Jego niepowtarzalny styl przyciąga i niezmiennie mnie zachwyca. Zasiadając do lektury jego książek należy unikać wszelkiego rozproszenia i w skupieniu delektować się fantastycznym czytelniczym doznaniem. Choć język wielu ludzi odstrasza, bo narracja do najłatwiejszych nie należy, warto poświęcić książce swój czas, bo odda nam z nawiązką. Jeśli tylko będziemy otwarci...
Debiutem literackim Wiesława Myśliwskiego jest „Nagi sad" wydany po raz pierwszy w roku 1967 nakładem Państwowego Instytutu Wydawniczego. Dziś jego piękne wznowienie serwuje nam Wydawnictwo Znak.

 

„Nagi sad" to historia niezwykła. Ilustruje nam miłość ojcowską i synowską wyrażaną w sposób typowo męski: milczeniem, domysłami, ledwo zauważalnymi gestami oraz wzajemnym, niekończącym się poszukiwaniu siebie nawzajem kończonym wzruszającym zdaniem:

 

- Naprawdę cię szukałem.
- Chciałeś czego?
- Nie, nic. (...) Tylko czy jesteś. [s.189]

 

Narrator zabiera nas w sentymentalną podróż w głąb wspomnień i pragnień bohatera związanych z relacją ojciec-syn. Pomaga odnaleźć się w tej trudnej miłości.

 

Na jego kanwie powstał film „Przez dziewięć mostów", do którego scenariusz napisał sam Wiesław Myśliwski, a który dopiero przede mną. Film ten otrzymał m.in. „Złotą Pragę" w roku 1972.

 

Uwielbiam książki Myśliwskiego za język jakim są pisane. Za narracje, które nawet gdyby nie ciągnęły za sobą żadnej fabuły, byłyby niesamowitym doznaniem. Rzadko spotyka się dziś człowieka, który tak płynnie posługuje się rodzimym językiem, który wśród wszechogarniającej banalności znalazł swój własny, nieporównywalny do niczego styl i trzymał się go przez całą pisarką karierę.
Zapowiedź kolejnych majstersztyków pisarza. Warta uwagi.

Magda

Wiesław Myśliwski - dwukrotny laureat nagrody literackiej Nike. Ukończył filologię polską na Katolickim Uniwersytecie Lubelskim. Autor powieści ukazujących życie wsi. Jest uważany za jednego z najwybitniejszych przedstawicieli tzw. nurtu chłopskiego w prozie powojennej.

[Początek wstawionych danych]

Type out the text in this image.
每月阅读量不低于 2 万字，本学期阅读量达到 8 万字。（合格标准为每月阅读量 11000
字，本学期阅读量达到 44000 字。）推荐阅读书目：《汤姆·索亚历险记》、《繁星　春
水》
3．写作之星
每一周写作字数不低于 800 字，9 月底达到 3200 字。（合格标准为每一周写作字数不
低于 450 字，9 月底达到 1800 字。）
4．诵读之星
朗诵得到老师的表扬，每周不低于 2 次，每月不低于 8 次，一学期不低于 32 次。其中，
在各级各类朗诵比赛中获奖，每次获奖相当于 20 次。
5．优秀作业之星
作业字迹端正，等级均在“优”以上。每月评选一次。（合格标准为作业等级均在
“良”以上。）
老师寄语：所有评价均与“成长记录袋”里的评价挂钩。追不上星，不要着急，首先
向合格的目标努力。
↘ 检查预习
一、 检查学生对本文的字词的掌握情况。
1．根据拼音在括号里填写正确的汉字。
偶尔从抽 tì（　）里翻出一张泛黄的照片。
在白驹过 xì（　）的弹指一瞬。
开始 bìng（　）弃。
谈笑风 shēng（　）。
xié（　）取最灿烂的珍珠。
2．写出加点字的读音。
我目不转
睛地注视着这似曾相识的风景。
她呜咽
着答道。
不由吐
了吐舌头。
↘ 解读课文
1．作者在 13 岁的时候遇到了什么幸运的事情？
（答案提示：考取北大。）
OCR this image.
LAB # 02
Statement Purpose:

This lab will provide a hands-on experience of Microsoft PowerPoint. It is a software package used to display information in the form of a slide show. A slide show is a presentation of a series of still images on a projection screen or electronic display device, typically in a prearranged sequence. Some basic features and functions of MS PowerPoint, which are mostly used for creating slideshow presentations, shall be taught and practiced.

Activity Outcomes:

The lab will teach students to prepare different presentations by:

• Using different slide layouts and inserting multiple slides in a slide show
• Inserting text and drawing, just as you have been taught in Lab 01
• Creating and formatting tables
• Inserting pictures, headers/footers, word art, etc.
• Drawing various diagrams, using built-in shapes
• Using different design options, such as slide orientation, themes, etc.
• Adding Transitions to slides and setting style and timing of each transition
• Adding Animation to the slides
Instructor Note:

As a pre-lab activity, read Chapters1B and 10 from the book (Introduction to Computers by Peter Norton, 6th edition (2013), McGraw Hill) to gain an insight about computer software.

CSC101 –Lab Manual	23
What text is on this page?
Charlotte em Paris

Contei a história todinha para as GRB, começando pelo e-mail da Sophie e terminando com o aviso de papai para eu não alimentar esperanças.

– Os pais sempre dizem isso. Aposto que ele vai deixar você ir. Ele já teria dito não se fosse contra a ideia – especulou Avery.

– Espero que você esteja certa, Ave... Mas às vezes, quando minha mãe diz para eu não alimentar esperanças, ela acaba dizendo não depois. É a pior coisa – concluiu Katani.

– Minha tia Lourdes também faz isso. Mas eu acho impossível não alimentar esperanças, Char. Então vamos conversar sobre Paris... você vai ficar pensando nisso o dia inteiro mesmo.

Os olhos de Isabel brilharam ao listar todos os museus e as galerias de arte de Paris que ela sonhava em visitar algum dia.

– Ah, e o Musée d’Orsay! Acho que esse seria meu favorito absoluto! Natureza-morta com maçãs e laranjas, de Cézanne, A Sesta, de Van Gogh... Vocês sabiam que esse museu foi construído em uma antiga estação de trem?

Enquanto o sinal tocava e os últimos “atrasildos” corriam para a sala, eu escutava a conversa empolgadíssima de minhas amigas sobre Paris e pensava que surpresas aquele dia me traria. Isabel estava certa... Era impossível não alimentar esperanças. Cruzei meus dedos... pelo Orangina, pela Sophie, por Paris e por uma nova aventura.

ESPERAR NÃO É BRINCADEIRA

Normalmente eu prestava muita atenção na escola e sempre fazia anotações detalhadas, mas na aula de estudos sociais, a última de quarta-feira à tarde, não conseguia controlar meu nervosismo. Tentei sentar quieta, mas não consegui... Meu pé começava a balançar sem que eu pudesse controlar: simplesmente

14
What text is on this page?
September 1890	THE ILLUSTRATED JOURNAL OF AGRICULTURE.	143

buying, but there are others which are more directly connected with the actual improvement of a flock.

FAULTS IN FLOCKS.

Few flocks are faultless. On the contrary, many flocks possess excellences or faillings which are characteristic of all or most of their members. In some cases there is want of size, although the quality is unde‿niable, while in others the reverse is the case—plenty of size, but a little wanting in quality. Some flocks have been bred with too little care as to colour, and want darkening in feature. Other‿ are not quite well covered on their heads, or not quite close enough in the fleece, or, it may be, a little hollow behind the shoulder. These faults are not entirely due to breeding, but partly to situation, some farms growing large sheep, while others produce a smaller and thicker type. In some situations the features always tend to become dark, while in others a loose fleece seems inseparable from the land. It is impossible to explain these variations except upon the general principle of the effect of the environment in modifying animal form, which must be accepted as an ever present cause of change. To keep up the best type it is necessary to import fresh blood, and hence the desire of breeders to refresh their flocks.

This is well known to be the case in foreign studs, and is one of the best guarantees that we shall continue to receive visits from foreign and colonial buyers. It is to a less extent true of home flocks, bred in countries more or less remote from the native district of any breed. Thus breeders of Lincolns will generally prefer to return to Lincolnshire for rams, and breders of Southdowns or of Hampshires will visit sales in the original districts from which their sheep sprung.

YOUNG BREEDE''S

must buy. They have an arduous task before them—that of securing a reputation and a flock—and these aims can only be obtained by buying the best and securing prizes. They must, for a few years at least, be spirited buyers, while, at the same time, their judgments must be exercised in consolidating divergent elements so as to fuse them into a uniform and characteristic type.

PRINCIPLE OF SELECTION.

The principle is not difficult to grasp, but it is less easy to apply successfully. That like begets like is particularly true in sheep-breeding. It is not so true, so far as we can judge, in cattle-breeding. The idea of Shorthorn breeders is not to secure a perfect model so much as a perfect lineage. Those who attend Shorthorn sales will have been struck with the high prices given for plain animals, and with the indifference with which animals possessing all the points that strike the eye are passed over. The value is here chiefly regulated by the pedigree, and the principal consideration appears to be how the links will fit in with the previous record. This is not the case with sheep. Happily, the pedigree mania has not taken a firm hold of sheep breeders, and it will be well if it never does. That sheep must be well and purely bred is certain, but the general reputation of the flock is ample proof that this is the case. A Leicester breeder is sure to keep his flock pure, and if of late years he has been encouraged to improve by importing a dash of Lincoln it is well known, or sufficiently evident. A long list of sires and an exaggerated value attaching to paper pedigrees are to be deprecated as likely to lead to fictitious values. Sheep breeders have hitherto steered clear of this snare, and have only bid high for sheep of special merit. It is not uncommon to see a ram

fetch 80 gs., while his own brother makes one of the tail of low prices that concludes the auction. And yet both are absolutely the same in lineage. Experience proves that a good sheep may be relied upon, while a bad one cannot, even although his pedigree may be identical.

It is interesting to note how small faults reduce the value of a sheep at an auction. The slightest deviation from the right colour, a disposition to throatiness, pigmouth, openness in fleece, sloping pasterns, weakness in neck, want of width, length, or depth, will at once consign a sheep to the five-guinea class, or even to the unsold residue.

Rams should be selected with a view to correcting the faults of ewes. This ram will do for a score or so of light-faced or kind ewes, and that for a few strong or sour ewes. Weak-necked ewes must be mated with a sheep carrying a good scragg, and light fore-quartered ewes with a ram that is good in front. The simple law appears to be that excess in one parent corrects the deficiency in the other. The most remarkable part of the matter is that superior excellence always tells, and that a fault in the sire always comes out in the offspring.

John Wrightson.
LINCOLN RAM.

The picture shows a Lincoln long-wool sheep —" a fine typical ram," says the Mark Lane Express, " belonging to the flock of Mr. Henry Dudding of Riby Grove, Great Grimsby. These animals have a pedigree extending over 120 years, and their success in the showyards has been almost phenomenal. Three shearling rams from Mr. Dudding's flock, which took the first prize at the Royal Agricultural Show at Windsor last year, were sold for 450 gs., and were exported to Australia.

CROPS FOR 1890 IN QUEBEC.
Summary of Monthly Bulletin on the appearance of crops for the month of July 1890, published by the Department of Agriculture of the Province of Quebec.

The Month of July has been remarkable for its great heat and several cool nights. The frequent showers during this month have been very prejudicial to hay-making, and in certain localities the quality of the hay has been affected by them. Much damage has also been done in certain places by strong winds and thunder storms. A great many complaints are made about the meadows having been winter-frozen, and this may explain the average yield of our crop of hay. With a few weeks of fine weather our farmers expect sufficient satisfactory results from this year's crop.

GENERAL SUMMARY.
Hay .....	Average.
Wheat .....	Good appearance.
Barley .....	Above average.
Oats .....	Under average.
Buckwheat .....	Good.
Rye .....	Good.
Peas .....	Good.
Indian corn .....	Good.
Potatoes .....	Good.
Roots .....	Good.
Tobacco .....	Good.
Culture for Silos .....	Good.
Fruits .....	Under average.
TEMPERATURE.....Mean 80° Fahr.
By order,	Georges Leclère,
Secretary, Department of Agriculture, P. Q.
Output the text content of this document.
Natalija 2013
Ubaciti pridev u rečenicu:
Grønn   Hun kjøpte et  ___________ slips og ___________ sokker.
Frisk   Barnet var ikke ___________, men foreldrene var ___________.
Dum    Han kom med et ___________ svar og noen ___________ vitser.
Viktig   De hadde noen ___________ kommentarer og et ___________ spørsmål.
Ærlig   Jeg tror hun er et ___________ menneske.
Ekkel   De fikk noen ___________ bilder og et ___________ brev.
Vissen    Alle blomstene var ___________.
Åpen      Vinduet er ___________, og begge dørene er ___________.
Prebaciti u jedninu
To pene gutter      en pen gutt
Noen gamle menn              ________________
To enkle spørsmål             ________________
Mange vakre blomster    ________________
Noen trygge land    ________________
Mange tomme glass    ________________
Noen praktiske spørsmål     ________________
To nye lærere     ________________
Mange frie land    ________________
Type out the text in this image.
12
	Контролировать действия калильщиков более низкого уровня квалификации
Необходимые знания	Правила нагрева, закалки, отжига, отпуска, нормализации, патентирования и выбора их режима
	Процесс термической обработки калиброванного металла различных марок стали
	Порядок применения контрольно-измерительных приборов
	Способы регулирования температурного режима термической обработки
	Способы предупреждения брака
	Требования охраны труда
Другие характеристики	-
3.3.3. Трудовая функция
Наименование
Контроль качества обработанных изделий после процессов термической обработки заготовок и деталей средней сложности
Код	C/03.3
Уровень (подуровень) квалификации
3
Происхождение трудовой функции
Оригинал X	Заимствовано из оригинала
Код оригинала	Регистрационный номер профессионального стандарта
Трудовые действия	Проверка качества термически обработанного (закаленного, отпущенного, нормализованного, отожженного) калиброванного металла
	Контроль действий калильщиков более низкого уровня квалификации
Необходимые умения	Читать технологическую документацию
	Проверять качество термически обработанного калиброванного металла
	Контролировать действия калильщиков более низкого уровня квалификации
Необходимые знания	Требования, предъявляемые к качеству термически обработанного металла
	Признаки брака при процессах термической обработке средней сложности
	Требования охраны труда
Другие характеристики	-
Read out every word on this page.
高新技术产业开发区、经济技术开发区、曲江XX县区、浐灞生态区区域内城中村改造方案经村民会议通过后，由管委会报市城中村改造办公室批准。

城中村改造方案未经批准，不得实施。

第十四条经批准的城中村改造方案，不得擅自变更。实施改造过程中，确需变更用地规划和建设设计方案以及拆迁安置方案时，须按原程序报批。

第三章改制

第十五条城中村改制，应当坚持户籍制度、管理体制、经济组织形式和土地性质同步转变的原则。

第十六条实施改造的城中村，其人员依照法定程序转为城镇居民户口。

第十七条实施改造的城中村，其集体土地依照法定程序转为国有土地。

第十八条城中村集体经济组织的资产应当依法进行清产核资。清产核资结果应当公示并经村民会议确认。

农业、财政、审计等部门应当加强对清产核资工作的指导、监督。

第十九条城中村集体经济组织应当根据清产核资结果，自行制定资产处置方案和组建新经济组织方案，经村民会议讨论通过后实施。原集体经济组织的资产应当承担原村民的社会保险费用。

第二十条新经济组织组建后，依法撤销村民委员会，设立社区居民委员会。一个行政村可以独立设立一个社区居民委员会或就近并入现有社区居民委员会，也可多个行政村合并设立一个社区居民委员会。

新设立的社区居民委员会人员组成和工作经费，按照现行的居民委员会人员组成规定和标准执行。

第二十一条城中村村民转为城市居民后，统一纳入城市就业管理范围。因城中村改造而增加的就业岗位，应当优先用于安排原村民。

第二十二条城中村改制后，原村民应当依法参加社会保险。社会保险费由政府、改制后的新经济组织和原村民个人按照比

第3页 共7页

Debiutem literackim Wiesława Myśliwskiego jest Nagi sad wydany po raz pierwszy w roku 1967 nakładem Państwowego Instytutu Wydawniczego. Powieść ta doczekała się także filmowej wersji pt. Przez dziewięć mostów. Film otrzymał Grand prix na festiwalu w Pradze, a scenariusz do niego napisał sam Myśliwski.

 

„I tak w końcu każdy jest na tyle, na ile opowiedziany zostanie albo sam się innym opowie".

 

Nagi sad można czytać jako historię o polskiej wsi, czy nawet jako powieść społeczną, ale dla mnie jest to przede wszystkim filozoficzny traktat o miłości. Autor przedstawia nam bardzo intymny, wyrazisty i wręcz przejmujący obraz ojca i syna. Głównym bohaterem jest starszy mężczyzna, który w myślach wraca do czasów swojego dzieciństwa i młodości. Opowiadana przez niego historia, jego refleksje i wspomnienia ukazują nam niezwykłe uczucie łączące go z ojcem. Jest to uczucie, które nie jest wypowiedziane nigdy wprost. Miłość jest tutaj wyrażona milczeniem, ciągłym poszukiwaniem siebie nawzajem. Należy ją czytać między słowami, odnajdywać w drobnych, codziennych gestach. To właśnie ona jest niewidzialną nitką, która splotła nierozerwalnie ze sobą dwa istnienia.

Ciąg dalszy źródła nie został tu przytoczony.